Nina uses the St0ryte11er app to create private vlog diary entries in which she talks through things with herself. Watching her image on screen leads her to think about the upcoming school year and getting a free hair cut from Jess. Nina feels an attachment to Jess since they are the only other asexual person Nina knows at her school.
Nina talks about her suspicions that animal people still visit Earth and even buy books from her father. She has watched them come through the store’s alley entrance at night dressed in odd attire that entirely covers their identifiable features. Recently, one of them tripped and fell, and the two mystery book buyers fled after making such a loud noise. The one who tripped left behind a pair of strange sunglasses that don’t fit human ears, which Nina showed to her father earlier that day. Although she intended to show the sunglasses on camera, Nina hesitates at the last minute, afraid someone else might see the video and jeopardize the animal people. She stops recording and deletes the video.
Nina’s father comes to her room to tell her he’s visiting Grandma; Paul has complained about her trees overhanging his property, so Nina’s father is going to trim the branches to help Grandma avoid a fine. During the conversation with her father, Nina accidentally knocks open the box that contained the sunglasses; since the sunglasses are from the Reflecting World, they have now vanished.
Chapters 1 through 9 establish the core cast of characters and themes for A Snake Falls to Earth. Chapter 1 introduces the theme of The Importance of Stories through the issue of intergenerational communication barriers. Rosita, who was born in the 19th century and has a superhuman lifespan, only speaks her native tongue of Lipan Apache and some pieces of Spanish. Nina, living in modern-day America, speaks English and a bit of Spanish. This language barrier reflects the novel’s treatment of colonialism, which has cut Nina off from her heritage by making that heritage literally unintelligible to her. The language barrier also suggests a conceptual barrier—specifically, the confusion around “historia.” This Spanish word can mean both “story” and “history” in English, depending on the context, and Nina’s translation app uses both meanings. This confuses Nina, who isn’t sure which one Rosita means. However, Little Badger relies on this Spanish word because stories and histories are often one and the same. Rosita’s historia, for instance, is both a story and reflection of Nina’s family history. The story about the disappearance of the bison people also blurs the lines between the two. Indigenous and other oral cultures often use storytelling as a way of knowing. Little Badger uses the double meaning of historia to establish this theme’s centrality in the first chapter.
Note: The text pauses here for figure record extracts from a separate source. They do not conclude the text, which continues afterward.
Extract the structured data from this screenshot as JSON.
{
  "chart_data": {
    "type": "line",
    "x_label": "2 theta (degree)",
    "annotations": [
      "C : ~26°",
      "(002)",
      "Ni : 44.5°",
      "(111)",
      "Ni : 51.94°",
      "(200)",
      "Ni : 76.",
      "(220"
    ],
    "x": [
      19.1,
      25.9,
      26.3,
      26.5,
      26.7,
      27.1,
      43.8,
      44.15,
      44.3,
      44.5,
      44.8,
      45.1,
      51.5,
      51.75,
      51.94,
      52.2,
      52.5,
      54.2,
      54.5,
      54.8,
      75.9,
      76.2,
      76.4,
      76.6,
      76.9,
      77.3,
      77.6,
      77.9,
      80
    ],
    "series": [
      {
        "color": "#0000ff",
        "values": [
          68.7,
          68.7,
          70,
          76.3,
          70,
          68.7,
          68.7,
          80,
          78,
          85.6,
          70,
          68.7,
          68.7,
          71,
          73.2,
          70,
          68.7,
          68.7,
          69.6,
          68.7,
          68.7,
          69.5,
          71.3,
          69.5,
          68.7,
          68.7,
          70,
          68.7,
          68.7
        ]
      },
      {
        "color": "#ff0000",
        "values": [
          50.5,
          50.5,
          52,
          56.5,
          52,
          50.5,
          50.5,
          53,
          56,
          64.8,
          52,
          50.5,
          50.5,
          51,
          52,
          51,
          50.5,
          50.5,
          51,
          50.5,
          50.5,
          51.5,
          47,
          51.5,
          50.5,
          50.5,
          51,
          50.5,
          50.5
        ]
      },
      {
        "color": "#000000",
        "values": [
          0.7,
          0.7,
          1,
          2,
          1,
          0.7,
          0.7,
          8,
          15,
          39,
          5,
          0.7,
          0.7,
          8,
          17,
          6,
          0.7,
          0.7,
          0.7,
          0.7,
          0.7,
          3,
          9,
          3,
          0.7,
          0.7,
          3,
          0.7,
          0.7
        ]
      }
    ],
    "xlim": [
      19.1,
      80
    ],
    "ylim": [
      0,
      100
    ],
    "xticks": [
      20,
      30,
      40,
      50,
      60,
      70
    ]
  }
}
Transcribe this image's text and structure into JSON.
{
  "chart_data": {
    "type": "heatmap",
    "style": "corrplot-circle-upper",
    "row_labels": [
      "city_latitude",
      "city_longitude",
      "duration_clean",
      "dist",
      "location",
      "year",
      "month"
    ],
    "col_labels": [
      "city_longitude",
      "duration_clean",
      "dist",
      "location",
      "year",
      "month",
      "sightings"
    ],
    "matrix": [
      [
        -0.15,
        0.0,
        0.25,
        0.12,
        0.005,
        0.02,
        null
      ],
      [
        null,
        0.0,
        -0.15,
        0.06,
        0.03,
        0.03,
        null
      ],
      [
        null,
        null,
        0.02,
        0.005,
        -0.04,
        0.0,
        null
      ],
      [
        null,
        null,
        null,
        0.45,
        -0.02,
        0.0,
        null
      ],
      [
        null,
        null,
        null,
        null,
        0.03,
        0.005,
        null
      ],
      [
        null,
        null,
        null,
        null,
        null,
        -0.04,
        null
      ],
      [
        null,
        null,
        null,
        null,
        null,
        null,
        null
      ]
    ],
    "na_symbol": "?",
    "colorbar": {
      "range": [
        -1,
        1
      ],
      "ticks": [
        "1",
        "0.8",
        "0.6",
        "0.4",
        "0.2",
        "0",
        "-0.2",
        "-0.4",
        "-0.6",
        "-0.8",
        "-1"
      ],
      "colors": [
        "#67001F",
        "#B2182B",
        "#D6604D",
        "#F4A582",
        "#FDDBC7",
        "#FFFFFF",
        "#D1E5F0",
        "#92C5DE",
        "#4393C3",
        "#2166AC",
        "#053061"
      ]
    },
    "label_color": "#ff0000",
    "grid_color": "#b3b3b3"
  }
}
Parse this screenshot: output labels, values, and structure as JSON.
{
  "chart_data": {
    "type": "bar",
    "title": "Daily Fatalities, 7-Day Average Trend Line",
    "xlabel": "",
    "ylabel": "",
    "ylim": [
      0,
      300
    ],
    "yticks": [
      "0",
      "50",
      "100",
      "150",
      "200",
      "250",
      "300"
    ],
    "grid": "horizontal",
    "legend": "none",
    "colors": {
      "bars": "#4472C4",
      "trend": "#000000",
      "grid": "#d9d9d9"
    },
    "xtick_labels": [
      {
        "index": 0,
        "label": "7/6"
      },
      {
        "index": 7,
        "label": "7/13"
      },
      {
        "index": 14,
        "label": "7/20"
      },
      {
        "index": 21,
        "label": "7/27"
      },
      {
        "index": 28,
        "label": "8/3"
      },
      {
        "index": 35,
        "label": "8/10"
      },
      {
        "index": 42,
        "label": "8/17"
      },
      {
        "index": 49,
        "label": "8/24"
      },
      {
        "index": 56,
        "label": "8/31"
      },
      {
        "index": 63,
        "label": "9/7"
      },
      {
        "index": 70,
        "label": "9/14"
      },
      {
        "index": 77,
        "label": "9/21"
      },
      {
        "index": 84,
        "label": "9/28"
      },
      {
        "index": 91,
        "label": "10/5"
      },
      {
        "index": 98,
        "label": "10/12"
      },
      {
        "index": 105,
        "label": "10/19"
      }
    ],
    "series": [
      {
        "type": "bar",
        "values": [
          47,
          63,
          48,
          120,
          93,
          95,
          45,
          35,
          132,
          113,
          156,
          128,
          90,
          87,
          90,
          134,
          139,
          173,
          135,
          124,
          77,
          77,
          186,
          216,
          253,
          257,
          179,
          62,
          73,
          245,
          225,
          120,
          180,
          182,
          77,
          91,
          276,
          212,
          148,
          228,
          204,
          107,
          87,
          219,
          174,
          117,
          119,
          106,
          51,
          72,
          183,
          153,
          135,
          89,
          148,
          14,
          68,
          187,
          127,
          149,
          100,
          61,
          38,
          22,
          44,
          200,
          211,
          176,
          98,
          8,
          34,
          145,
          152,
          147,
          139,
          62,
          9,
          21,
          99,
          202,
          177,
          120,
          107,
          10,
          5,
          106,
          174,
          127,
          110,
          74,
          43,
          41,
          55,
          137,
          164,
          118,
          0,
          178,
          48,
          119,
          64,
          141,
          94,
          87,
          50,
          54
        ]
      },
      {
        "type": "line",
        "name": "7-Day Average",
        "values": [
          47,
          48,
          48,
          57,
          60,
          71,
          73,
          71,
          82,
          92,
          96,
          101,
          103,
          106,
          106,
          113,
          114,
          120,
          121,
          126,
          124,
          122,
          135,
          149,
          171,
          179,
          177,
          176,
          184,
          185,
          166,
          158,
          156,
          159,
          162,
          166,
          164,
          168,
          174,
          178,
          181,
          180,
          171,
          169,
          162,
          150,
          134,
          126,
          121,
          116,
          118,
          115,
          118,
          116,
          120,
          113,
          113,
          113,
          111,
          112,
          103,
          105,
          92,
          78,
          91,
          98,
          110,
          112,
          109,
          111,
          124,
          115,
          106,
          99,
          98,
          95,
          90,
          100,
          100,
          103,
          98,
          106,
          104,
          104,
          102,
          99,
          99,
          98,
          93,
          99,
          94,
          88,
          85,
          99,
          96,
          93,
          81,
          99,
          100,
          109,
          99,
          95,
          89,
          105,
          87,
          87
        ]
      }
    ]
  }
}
Meanwhile, Oli’s storyline unfolds in a harsh world full of monsters. Oli has to be cast out; it is part of growing up for cottonmouths, and neither Oli nor any other animal person thinks it is cruel of his mother. Nevertheless, Oli—who leaves his mother well after the typical age—finds himself wishing for home, safety, and the comfort of family. The magical path to anywhere-you-please answers Oli’s plight. The path is a metaphor for happenstance. Oli, completely lost, stumbles upon the bottomless lake by accident: None of the ensuing events would occur if he hadn’t chanced on a place to call home and the friends that come with it. The Found Family that Oli establishes with Ami, Bright, Risk, and Reign gives him security and purpose, though this does not diminish Oli’s fondness for his biological family, as Oli’s question about his siblings’ whereabouts demonstrates. Both families are of different but equal values to Oli.